- Born: 30 September 1967 (age 58) Tallinn, Estonia
- Citizenship: Estonian
- Education: Estonian Academy of Music and Theatre Conservatoire de Paris
- Occupations: Conductor, music educator
- Known for: Founder and artistic director of Vox Clamantis
- Spouse: Helena Tulve
- Awards: Order of the White Star, 5th Class Order of Leopold Ordre des Arts et des Lettres

= Jaan-Eik Tulve =

Estonian conductor and Gregorian chant specialist (born 1967)

Jaan-Eik Tulve (born 30 September 1967) is an Estonian conductor, Gregorian chant specialist and music educator. He is the founder and artistic director of the vocal ensemble Vox Clamantis, and has taught Gregorian chant at the Estonian Academy of Music and Theatre since 1996. His work has centred on Gregorian chant, early polyphony and contemporary choral music, and he is especially associated with performances and recordings of music by Arvo Pärt and other Estonian composers.

Tulve has received the Order of the White Star, 5th Class, the Ordre des Arts et des Lettres, and the Cultural Award of the Republic of Estonia.

==Early life and education==
Jaan-Eik Tulve was born in Tallinn on 30 September 1967. He graduated in choral conducting from the Estonian Academy of Music in 1991 and then continued his studies at the Conservatoire de Paris, receiving a diploma in Gregorian chant conducting in 1993. After his studies in Paris he worked as an assistant to Louis-Marie Vigne, whom the Estonian Music Information Centre describes as a major influence on his musical development. Tulve has also identified his work with Dom Daniel Saulnier of Solesmes Abbey as formative in his approach to Gregorian chant.

==Career==
In 1992 Tulve became conductor of the Paris Gregorian Choir. In the following years he founded the ensemble Lac et Mel in Paris (1993), a female section of the Paris Gregorian Choir (1994), and in Tallinn the ensemble Vox Clamantis (1996). Since 1996 he has taught Gregorian chant at the Estonian Academy of Music and Theatre. He has also led courses and workshops in Gregorian chant in a number of countries and has worked with monastic choirs and communities.

Beyond his work with Vox Clamantis, Tulve has conducted the Estonian Philharmonic Chamber Choir, the Estonian National Male Choir, the Tallinn Chamber Orchestra, the Helsinki Chamber Choir and Hortus Musicus. Under his direction, Vox Clamantis developed from an ensemble initially focused on Gregorian chant into one known for combining chant, early polyphony and contemporary music.

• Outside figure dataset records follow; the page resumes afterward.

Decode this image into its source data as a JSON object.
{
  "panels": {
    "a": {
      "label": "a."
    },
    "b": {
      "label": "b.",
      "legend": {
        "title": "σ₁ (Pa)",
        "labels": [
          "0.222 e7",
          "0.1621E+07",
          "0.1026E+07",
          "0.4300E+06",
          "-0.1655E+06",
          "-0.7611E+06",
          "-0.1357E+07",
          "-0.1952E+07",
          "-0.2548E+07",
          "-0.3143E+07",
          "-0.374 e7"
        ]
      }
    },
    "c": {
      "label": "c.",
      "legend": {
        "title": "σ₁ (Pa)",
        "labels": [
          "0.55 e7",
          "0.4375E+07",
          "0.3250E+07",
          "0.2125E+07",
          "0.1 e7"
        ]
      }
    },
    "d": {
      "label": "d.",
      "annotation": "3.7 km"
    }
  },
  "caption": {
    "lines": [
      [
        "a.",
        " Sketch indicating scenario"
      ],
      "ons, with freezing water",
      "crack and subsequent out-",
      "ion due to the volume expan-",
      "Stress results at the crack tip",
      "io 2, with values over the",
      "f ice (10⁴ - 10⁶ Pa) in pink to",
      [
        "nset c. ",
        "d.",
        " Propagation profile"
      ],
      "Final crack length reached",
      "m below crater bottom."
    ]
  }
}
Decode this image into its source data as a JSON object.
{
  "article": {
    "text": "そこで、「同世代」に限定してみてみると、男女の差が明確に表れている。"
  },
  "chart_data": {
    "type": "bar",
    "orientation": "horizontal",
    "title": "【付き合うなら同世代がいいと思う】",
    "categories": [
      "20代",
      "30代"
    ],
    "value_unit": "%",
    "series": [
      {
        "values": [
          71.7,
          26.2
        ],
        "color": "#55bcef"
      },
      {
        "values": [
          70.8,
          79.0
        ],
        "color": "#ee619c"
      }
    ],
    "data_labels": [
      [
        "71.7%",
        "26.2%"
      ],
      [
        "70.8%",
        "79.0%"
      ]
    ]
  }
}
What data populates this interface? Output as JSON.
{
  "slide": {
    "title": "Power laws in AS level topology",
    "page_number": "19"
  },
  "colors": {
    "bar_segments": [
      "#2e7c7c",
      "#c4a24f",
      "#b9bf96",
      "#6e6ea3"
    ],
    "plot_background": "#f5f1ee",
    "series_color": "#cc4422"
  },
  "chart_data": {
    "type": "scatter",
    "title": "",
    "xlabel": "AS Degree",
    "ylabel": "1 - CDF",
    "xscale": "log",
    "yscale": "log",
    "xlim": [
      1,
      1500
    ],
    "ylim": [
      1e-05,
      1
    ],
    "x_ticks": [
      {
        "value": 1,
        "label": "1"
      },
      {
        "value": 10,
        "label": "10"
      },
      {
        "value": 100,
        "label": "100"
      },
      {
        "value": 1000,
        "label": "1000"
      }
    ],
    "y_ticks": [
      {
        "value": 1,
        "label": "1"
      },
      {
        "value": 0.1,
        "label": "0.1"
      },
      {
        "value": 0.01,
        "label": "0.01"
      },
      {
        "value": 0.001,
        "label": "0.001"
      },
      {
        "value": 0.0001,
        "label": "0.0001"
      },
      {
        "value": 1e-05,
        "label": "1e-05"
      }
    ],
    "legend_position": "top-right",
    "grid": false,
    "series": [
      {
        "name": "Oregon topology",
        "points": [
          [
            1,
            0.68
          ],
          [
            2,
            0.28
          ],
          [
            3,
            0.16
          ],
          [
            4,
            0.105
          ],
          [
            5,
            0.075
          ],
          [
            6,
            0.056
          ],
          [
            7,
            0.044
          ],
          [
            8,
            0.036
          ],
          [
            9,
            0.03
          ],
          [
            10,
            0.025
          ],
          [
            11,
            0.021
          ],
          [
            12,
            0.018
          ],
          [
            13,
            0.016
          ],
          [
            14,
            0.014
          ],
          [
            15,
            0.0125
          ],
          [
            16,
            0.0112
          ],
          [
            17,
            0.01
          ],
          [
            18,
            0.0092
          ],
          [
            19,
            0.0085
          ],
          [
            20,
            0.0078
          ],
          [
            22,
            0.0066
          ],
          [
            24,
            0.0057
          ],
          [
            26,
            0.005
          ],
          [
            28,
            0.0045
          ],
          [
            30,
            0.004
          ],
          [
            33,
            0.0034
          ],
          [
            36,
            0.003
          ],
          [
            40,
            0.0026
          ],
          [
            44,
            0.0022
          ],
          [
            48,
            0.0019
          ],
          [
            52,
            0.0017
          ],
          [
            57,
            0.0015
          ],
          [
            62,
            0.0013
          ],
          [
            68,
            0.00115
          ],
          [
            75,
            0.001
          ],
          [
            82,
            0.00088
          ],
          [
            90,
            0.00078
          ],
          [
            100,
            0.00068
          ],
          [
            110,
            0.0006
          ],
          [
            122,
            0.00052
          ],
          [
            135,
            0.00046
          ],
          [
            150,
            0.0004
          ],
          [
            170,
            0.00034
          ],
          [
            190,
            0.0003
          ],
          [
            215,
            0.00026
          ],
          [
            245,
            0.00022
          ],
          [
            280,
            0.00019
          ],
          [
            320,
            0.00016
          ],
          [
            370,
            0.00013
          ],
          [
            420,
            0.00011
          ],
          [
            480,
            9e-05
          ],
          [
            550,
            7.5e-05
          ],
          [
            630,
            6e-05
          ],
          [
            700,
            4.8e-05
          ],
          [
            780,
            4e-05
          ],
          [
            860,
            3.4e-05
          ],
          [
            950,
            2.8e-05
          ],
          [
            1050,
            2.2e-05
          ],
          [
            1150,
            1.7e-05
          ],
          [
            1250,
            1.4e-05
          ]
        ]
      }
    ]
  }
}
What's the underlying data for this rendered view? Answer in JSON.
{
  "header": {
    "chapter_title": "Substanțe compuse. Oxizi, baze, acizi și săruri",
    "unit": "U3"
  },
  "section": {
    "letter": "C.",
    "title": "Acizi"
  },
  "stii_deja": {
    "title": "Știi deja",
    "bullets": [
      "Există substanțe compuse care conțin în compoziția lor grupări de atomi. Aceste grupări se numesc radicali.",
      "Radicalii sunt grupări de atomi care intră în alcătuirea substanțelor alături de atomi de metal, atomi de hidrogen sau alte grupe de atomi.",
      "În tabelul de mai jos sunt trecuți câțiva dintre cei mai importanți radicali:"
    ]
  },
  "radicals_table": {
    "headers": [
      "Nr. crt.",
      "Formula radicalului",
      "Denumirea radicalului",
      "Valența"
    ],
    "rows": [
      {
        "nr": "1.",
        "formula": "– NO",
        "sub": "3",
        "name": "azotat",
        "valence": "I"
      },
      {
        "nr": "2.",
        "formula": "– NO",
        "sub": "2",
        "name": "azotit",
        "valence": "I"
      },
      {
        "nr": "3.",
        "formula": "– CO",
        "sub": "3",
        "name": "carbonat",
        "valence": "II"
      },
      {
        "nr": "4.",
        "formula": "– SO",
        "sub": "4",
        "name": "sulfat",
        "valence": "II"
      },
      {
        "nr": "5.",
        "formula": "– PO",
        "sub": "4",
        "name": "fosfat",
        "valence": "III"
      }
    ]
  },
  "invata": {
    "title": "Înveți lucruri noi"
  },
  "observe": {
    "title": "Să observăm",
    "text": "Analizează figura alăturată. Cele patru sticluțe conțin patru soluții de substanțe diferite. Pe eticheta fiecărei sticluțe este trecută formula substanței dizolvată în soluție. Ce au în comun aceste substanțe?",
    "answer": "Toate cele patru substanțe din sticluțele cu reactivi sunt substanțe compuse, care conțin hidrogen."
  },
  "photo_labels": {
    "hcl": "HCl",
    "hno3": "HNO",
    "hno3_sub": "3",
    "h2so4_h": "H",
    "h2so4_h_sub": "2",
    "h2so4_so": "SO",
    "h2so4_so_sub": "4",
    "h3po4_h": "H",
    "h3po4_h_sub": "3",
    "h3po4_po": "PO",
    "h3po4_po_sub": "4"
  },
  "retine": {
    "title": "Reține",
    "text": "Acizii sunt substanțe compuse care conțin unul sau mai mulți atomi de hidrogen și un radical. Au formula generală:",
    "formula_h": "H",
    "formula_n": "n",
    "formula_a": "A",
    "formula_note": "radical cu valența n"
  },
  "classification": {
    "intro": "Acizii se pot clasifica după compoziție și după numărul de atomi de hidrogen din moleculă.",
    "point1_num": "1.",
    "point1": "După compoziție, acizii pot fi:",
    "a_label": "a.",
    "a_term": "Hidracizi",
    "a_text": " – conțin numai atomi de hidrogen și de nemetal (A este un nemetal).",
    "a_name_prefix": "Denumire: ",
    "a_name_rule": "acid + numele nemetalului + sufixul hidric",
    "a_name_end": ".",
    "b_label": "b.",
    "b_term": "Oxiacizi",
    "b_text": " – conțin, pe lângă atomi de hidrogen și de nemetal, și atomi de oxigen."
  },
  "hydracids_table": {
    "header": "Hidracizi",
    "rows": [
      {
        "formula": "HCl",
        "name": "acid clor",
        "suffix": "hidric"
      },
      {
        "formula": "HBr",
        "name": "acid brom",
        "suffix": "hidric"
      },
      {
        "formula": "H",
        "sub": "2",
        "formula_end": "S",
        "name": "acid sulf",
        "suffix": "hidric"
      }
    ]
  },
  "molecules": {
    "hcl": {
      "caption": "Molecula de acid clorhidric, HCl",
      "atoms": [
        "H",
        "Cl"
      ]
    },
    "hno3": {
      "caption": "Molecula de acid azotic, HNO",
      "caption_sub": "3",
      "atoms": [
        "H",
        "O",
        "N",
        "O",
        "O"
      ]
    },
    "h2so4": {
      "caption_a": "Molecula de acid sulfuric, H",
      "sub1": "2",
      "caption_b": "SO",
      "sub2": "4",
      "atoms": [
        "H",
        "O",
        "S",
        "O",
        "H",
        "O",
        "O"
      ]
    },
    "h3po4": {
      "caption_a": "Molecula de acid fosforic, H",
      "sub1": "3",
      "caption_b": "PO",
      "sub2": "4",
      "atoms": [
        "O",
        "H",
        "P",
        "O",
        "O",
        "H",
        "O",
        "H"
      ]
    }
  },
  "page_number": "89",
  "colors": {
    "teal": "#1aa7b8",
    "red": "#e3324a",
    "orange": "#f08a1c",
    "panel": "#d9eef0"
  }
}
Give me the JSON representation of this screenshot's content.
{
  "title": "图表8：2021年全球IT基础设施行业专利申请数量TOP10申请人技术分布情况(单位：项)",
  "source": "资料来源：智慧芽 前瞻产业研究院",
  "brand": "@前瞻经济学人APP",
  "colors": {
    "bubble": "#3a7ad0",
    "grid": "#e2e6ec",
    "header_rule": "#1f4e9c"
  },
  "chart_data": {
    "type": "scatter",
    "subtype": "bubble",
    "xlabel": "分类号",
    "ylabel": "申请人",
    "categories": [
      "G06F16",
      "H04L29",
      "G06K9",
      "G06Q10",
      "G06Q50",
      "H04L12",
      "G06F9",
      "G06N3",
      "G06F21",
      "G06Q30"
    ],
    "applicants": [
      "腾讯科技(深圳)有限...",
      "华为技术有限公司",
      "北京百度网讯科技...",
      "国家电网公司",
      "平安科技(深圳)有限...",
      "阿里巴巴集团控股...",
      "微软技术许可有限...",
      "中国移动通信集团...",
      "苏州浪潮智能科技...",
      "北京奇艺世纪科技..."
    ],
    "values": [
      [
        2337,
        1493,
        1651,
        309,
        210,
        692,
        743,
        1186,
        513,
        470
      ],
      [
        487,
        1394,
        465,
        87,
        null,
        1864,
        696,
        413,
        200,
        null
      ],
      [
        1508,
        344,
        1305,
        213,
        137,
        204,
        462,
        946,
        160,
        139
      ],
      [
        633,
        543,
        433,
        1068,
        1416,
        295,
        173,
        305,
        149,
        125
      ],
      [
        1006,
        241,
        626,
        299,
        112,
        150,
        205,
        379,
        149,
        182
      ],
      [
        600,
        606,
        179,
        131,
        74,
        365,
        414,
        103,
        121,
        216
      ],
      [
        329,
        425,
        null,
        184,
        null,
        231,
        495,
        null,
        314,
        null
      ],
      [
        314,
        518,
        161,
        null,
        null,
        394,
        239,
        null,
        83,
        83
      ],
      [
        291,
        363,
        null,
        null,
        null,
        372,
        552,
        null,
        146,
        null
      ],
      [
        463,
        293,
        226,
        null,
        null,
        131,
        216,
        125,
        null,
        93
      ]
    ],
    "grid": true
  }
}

Tulve's ensemble has had a particularly close association with the music of Arvo Pärt. According to the Arvo Pärt Centre, this collaboration began in 1999, when Vox Clamantis combined Gregorian chant with Pärt's organ work Annum per annum in concert performance; Pärt later wrote Alleluia-Tropus specifically for the ensemble. Vox Clamantis also participated in the Grammy-winning recording of Pärt's Adam's Lament, issued under the direction of Tõnu Kaljuste.

Tulve's recordings with Vox Clamantis have received strong critical attention. Reviewing the ensemble's ECM album Arvo Pärt: The Deer’s Cry, BBC Music Magazine awarded the recording five stars and singled out Tulve's ability to bring vibrancy and shape to Pärt's austere textures. Writing in The Guardian about the 2020 album Cyrillus Kreek: The Suspended Harp of Babel, Fiona Maddocks praised the atmospheric quality of the performances and the way Tulve and the ensemble gave full expression to Kreek's sacred music.

==Honours and recognition==
In 2007 Tulve was awarded the Order of the White Star, 5th Class, by the president of Estonia. In 2012 he received France's Ordre des Arts et des Lettres for his contribution to Estonian-French cultural relations. He has also been decorated with Belgium's Order of Leopold.

In 2013 Tulve received one of Estonia's annual state cultural awards for his creative work in 2012 and for the album Filia Sion. Estonian Public Broadcasting named him its Musician of the Year 2017, with the award announcement made in January 2018.

==Selected recordings==
Selected recordings conducted by Tulve include the following:
- Job (with Choeur Grégorien de Paris, 1995)
- Ieremias (with Vox Clamantis, 2003)
- Filia Sion (with Vox Clamantis, 2012)
- Arvo Pärt: The Deer’s Cry (with Vox Clamantis, 2016)
- Sacrum convivium (with Vox Clamantis, 2018)
- Cyrillus Kreek: The Suspended Harp of Babel (with Vox Clamantis, 2020)
- Music by Henrik Ødegaard (with Vox Clamantis, 2023)

==Personal life==
Tulve is married to the Estonian composer Helena Tulve.